CSF tau phosphorylation at sites 217 and 205 mediate the relationship between PET amyloid and downstream AD markers

Abstract Background Associations between amyloid and downstream measures of Alzheimer disease (AD) are often lacking. In autosomal dominant AD (ADAD), cerebrospinal fluid (CSF) phosphorylated tau 217 and 181 (pT217 and pT181) increase shortly after amyloid positron emission tomography (PET), followed by tau 205 (pT205), then tau PET. Each site also tracks closely with disease progression and is associated with longitudinal cognitive decline. Collectively these findings lead to the question of which p‐tau sites affect the relationship between amyloid and downstream AD markers (i.e., tau, MRI cortical thickness, Clinical Dementia Rating [CDR] Scale status), and more specifically whether they mediate such associations. Method CSF tau phosphorylation occupancy on 217, 181 and 205 residues, CSF total tau (t‐tau), amyloid PET, ADAD cortical thickness signature, and CDR status were measured in 150 individuals from the Dominantly Inherited Alzheimer Network (non‐mutation carrier [MC‐]; n=64; and mutation carrier [MC+]; n=86). Three multiple mediation analyses assuming nonlinear relationships were performed with amyloid PET as the predictor variable, CSF p‐tau sites (pT217, pT181, pT205) and t‐tau (when appropriate) as mediators, and either CSF t‐tau, cortical thickness, or CDR status as the outcome variables. For each model, estimated years to symptom onset (EYO), age, sex, and ADAD mutation status were included as covariates. All models were run with 500 iterations to bootstrap confidence intervals. Result Increased amyloid PET was associated with elevated CSF pT217, pT181, and pT205 ( p ’s<0.03). For each model, the effects of amyloid PET on downstream AD markers were jointly mediated by CSF pT217 and pT205. Specifically, elevated CSF pT217 and pT205 were associated with increased CSF t‐tau, decreased cortical thickness, and higher CDR scores ( p ’s<0.01).

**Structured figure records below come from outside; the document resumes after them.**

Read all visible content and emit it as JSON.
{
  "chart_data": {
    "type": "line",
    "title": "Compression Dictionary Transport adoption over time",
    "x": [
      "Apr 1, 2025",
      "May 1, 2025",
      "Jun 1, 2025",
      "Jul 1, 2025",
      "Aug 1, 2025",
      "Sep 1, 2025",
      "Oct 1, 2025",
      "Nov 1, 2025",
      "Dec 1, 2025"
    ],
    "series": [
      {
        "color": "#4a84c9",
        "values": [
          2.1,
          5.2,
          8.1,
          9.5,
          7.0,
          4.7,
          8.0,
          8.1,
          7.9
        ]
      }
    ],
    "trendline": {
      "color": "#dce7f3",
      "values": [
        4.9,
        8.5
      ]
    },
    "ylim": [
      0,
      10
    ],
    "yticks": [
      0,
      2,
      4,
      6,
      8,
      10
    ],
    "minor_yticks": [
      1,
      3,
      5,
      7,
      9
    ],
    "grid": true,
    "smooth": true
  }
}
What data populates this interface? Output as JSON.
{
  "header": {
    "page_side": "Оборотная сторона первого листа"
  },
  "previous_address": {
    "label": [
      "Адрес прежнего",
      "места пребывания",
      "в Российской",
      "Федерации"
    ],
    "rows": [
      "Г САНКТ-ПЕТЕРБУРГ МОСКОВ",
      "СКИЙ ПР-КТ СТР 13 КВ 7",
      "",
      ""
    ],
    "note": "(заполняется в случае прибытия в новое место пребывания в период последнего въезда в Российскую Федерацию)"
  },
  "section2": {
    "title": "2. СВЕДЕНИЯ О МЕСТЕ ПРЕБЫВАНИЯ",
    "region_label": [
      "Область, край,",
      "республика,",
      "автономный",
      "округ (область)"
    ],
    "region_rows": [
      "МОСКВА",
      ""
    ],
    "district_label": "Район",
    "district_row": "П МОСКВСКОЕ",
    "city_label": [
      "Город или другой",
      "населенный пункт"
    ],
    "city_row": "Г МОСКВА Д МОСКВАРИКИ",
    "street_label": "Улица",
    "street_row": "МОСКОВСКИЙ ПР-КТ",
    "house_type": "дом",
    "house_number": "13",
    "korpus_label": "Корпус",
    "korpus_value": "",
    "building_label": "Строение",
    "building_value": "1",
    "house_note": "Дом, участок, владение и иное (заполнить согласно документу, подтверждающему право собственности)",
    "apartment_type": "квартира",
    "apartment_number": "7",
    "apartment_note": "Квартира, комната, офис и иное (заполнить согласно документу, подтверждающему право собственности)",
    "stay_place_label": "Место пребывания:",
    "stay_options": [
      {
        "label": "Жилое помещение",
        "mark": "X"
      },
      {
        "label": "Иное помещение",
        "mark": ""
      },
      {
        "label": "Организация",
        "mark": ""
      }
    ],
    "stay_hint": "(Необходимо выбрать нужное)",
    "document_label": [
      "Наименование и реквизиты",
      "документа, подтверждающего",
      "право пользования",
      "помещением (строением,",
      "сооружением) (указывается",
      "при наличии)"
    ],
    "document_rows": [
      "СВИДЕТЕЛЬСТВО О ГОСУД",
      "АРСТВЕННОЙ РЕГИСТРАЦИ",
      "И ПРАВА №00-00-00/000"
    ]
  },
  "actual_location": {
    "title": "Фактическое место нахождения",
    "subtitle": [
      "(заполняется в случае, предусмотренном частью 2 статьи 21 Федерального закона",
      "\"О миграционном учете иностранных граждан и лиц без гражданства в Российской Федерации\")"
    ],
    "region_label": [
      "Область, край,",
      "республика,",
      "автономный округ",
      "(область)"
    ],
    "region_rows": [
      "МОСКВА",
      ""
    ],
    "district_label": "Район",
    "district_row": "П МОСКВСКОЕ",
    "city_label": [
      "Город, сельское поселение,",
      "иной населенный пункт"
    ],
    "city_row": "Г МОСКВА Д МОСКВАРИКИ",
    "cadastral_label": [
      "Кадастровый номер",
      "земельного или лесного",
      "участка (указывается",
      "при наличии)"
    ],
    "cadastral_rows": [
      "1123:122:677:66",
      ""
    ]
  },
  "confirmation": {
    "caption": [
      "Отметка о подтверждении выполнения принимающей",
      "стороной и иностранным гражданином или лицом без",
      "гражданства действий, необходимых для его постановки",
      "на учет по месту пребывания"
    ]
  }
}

CSF t‐tau and pT181 did not mediate these relationships ( p ’s>0.05). Conclusion Elevated pT217 and pT205, but not pT181 or t‐tau, mediate the relationship between amyloid and downstream AD biomarkers in ADAD. AD‐related brain atrophy and clinical status may be dependent on specific tau sites; future mechanistic experiments are needed to fully understand such relationships. These results support the hypothesis that tau phosphorylation at specific sites plays a critical role in the progression and pathogenesis of ADAD, and may be a possible target for future treatments.